Entropy optimized flow of Darcy-Forchheimer viscous fluid with cubic autocatalysis chemical reactions

Abstract

The dynamic of entropy generation phenomenon is important in industrial and engineering process and thermal polymer processing. In order to improve the thermal efficiency of industrial and systems, the main concern of scientists is to reduce the entropy generation. The optimized frame for the Darcy-Forchheimer flow accounted by curved surface has been worked out this continuation. The applications of the chemically reactive material are focused via heterogeneous and homogeneous chemical utilizations. The thermal and velocity slip constraints are imposed for investigating the flow phenomenon.
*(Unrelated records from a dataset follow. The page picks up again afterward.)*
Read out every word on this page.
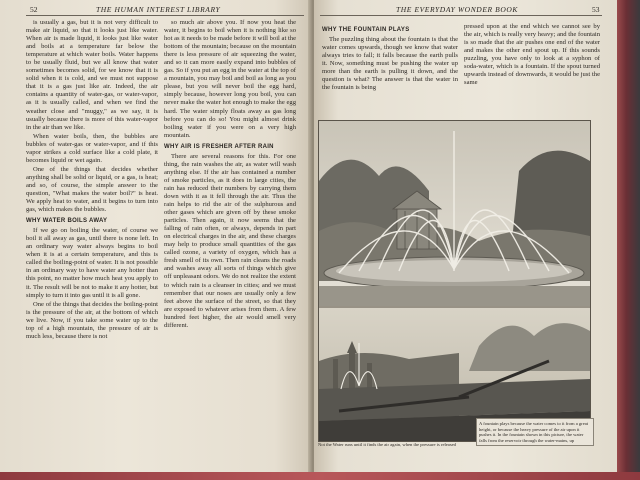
52	THE HUMAN INTEREST LIBRARY

is usually a gas, but it is not very difficult to make air liquid, so that it looks just like water. When air is made liquid, it looks just like water and boils at a temperature far below the temperature at which water boils. Water happens to be usually fluid, but we all know that water sometimes becomes solid, for we know that it is solid when it is cold, and we must not suppose that it is a gas just like air. Indeed, the air contains a quantity of water-gas, or water-vapor, as it is usually called, and when we find the weather close and "muggy," as we say, it is usually because there is more of this water-vapor in the air than we like.

When water boils, then, the bubbles are bubbles of water-gas or water-vapor, and if this vapor strikes a cold surface like a cold plate, it becomes liquid or wet again.

One of the things that decides whether anything shall be solid or liquid, or a gas, is heat; and so, of course, the simple answer to the question, "What makes the water boil?" is heat. We apply heat to water, and it begins to turn into gas, which makes the bubbles.

WHY WATER BOILS AWAY

If we go on boiling the water, of course we boil it all away as gas, until there is none left. In an ordinary way water always begins to boil when it is at a certain temperature, and this is called the boiling-point of water. It is not possible in an ordinary way to have water any hotter than this point, no matter how much heat you apply to it. The result will be not to make it any hotter, but simply to turn it into gas until it is all gone.

One of the things that decides the boiling-point is the pressure of the air, at the bottom of which we live. Now, if you take some water up to the top of a high mountain, the pressure of air is much less, because there is not

so much air above you. If now you heat the water, it begins to boil when it is nothing like so hot as it needs to be made before it will boil at the bottom of the mountain; because on the mountain there is less pressure of air squeezing the water, and so it can more easily expand into bubbles of gas. So if you put an egg in the water at the top of a mountain, you may boil and boil as long as you please, but you will never boil the egg hard, simply because, however long you boil, you can never make the water hot enough to make the egg hard. The water simply floats away as gas long before you can do so! You might almost drink boiling water if you were on a very high mountain.

WHY AIR IS FRESHER AFTER RAIN

There are several reasons for this. For one thing, the rain washes the air, as water will wash anything else. If the air has contained a number of smoke particles, as it does in large cities, the rain has reduced their numbers by carrying them down with it as it fell through the air. Thus the rain helps to rid the air of the sulphurous and other gases which are given off by these smoke particles. Then again, it now seems that the falling of rain often, or always, depends in part on electrical charges in the air, and these charges may help to produce small quantities of the gas called ozone, a variety of oxygen, which has a fresh smell of its own. Then rain cleans the roads and washes away all sorts of things which give off unpleasant odors. We do not realize the extent to which rain is a cleanser in cities; and we must remember that our noses are usually only a few feet above the surface of the street, so that they are exposed to whatever arises from them. A few hundred feet higher, the air would smell very different.

THE EVERYDAY WONDER BOOK	53
WHY THE FOUNTAIN PLAYS

The puzzling thing about the fountain is that the water comes upwards, though we know that water always tries to fall; it falls because the earth pulls it. Now, something must be pushing the water up more than the earth is pulling it down, and the question is what? The answer is that the water in the fountain is being

pressed upon at the end which we cannot see by the air, which is really very heavy; and the fountain is so made that the air pushes one end of the water and makes the other end spout up. If this sounds puzzling, you have only to look at a syphon of soda-water, which is a fountain. If the spout turned upwards instead of downwards, it would be just the same

Not the Water runs until it finds the air again, when the pressure is released
A fountain plays because the water comes to it from a great height, or because the heavy pressure of the air upon it pushes it. In the fountain shown in this picture, the water falls from the reservoir through the water-mains, up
Additionally, the determination of heating phenomenon is investigated by incorporating the heat source features. The importance of entropy generation and Bejan number is also signified. Nonlinear partial systems are reduced to dimensionless differential system through suitable variables. The problem consists of highly nonlinear equations are numerically worked out with appliances of ND-solve procedure. Influence of fluid flow, thermal field, entropy rate, concentration and Bejan number via influential variables are examined. A slower velocity change due to implementation of slip is noticed. The applications of Brinkman number offer resistance to fluid particles while an enhancement in the Bejan number is claimed. For an augmentation in curvature variable, the concentration and velocity show reverse effect. There is an increase in temperature distribution against heat generation parameter. Velocity field is reduced against higher porosity and slip parameters. Temperature has revers trends against radiation and thermal slip parameters. Larger Schmidt number decreases concentration distribution. Entropy rate is augmented versus larger radiation parameters. An augmentation in Brinkman number leads to improve the velocity filed whereas it reduces the Bejan number. Brinkman number influence on Bejan number is similar to that of homogenous reaction parameter on concentration. The comparative simulations against the reported results are performed. • Entropy optimized Darcy-Forchheimer flow over a curved stretchable surface. • Energy expression is modeled by the implementation of thermodynamics first law. • Entropy generation is modeled through thermodynamic second law. • Thermal radiation, heat source/sink and dissipation is accounted. • Cubic autocatalysis chemical reactions are addressed.